Darren K. McGuire, MD, MHSc: It’s important for physicians and providers to understand the connection between Type 2 diabetes and heart failure. I’ve been working in the diabetes and cardiology space for over 20 years, and for the first 15 years of that, we were really focused as a cardiology and endocrinology community on the atherosclerotic cardiovascular disease [ASCVD] risk associated with Type 2 diabetes.
We realized there was some heart failure risk; it’s only been within the last 5 to 7 years that we’ve understood the critical importance of considering heart failure as 1 of the cardiovascular complications of Type 2 diabetes.
This has been driven by better epidemiology, and partially driven by our improvements in outcomes for ASCVD, which have allowed the heart failure signal to rise to a point where the likelihood of people with Type 2 diabetes having a heart attack is similar to that of heart failure. It’s risen to a high level of population prevalence in the patients with Type 2 diabetes. Now we have some medical therapies that mitigate overall cardiovascular risk, but the SGLT2 inhibitors specifically have a potent effect on both the risk for developing heart failure and the treatment of heart failure. This has answered the conversation where we are considering heart failure at the same intensity as we do for atherosclerotic cardiovascular disease.

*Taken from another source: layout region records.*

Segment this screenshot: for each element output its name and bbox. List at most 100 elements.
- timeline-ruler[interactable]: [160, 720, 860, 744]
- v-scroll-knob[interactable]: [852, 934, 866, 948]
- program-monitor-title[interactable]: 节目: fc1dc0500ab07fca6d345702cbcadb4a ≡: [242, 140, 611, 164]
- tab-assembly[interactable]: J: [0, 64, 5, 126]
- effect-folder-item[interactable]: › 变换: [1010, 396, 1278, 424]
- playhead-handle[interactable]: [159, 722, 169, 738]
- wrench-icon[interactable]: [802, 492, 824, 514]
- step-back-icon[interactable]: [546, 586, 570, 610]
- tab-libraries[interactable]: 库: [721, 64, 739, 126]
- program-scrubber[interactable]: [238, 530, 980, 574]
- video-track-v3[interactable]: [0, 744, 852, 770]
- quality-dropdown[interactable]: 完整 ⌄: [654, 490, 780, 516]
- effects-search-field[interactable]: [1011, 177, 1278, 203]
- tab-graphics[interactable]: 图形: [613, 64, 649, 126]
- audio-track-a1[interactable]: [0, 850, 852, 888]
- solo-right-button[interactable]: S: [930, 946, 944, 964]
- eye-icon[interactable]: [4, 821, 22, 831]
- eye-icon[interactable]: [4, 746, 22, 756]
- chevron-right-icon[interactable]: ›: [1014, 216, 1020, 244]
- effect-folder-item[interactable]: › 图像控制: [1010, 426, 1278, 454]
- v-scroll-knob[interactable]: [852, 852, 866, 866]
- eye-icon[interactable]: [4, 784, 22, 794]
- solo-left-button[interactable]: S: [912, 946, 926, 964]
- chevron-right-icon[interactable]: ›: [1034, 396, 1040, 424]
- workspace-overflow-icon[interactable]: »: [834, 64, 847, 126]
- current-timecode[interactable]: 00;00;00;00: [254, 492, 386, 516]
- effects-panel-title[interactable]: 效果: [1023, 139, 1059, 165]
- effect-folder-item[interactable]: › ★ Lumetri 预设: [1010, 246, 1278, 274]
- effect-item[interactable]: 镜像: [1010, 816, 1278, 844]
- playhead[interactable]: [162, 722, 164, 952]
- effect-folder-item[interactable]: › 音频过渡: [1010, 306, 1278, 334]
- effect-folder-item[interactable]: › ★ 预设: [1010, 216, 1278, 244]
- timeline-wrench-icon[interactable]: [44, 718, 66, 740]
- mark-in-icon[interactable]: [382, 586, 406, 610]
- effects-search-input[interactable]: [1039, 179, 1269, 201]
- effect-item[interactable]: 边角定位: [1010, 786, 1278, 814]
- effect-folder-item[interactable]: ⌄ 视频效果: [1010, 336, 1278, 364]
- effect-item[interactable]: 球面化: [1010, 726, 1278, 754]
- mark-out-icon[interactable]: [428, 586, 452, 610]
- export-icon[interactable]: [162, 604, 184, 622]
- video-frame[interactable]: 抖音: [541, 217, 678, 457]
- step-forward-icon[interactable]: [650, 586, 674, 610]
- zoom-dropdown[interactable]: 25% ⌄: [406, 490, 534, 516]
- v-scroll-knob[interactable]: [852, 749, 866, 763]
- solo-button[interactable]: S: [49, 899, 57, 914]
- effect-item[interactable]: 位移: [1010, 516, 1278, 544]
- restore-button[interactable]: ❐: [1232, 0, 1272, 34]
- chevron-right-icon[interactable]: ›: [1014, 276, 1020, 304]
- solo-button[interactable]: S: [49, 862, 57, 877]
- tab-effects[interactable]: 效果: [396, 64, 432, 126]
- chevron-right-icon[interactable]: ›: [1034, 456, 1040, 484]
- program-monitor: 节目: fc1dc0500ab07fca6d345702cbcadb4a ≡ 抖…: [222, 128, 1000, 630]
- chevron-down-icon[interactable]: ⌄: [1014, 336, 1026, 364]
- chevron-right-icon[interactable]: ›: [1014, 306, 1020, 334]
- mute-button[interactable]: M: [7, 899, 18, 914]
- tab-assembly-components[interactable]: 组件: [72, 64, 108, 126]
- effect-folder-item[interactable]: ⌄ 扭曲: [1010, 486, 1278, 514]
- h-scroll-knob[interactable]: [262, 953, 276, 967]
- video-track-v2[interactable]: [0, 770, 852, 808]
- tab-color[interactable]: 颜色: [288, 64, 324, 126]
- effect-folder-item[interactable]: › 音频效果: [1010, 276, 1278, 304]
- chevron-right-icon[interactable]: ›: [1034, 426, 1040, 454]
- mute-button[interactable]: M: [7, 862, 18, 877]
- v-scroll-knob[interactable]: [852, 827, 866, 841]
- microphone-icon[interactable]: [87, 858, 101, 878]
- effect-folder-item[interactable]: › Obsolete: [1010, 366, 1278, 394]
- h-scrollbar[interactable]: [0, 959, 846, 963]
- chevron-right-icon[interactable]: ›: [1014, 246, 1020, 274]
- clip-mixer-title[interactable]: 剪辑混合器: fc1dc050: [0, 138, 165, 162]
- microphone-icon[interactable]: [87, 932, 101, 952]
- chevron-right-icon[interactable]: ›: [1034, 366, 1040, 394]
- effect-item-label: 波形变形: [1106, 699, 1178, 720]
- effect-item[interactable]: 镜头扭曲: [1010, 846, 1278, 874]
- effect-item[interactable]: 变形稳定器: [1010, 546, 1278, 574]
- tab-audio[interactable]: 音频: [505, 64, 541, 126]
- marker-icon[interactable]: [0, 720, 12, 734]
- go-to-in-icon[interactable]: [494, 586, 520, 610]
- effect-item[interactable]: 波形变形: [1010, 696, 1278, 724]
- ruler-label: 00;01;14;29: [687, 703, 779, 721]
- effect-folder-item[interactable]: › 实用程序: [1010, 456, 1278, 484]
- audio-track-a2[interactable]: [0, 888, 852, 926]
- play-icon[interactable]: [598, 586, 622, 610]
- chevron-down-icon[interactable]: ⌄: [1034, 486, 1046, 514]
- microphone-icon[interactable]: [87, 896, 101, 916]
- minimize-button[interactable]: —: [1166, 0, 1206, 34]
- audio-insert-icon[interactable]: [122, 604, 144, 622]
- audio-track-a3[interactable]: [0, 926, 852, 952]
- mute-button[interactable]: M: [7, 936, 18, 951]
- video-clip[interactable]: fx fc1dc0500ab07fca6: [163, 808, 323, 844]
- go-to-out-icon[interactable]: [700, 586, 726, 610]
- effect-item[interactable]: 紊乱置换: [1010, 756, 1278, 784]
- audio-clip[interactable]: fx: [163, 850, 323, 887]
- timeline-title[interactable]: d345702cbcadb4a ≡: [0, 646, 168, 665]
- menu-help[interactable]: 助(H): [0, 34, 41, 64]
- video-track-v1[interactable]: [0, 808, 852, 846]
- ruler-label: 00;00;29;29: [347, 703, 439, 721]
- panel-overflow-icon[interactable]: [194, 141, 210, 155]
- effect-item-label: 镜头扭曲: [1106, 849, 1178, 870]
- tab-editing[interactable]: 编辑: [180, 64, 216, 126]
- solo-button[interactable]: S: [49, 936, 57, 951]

Early in my career in cardiology, I decided as a second-year resident that I was going to focus on diabetes and its cardiovascular complications. That was driven exclusively by the complete lack of evidence that we had for cardiovascular risk regarding outcome efficacy and safety. We didn’t even know if the available medications were safe. At that time, the only medications we had available were insulin and sulfonylureas. Soon thereafter, around 1995, metformin came online. We had very little information, other than the glycemic effects of these medications. What were their longer-term consequences for cardiovascular and other clinically important outcomes?
It was an accident that I got interested in this. I chose a topic for a grand rounds-type presentation called ischemic preconditioning. I thought when I picked the topic, I’d be talking about how ischemia induces new blood vessel formation in the heart and how we could get around ischemia by forming new blood vessels. It turns out that this ischemic preconditioning phenomenon is a molecular entity mediated by the ATP-dependent potassium channels. That is important because it is exactly the target of action of sulfonylurea medications that block the ATP-dependent potassium channel.
The question arose whether blocking this cardiac-protective mechanism with the medicine we’re commonly using for hyperglycemia might be deleterious. I embarked on my career to try to explore the sulfonylureas and ideally, as we’ve done over a 20-year effort, build an evidence basis so we know drugs are at least safe. Ideally, as we discovered, some can be incrementally beneficial from a cardiovascular perspective.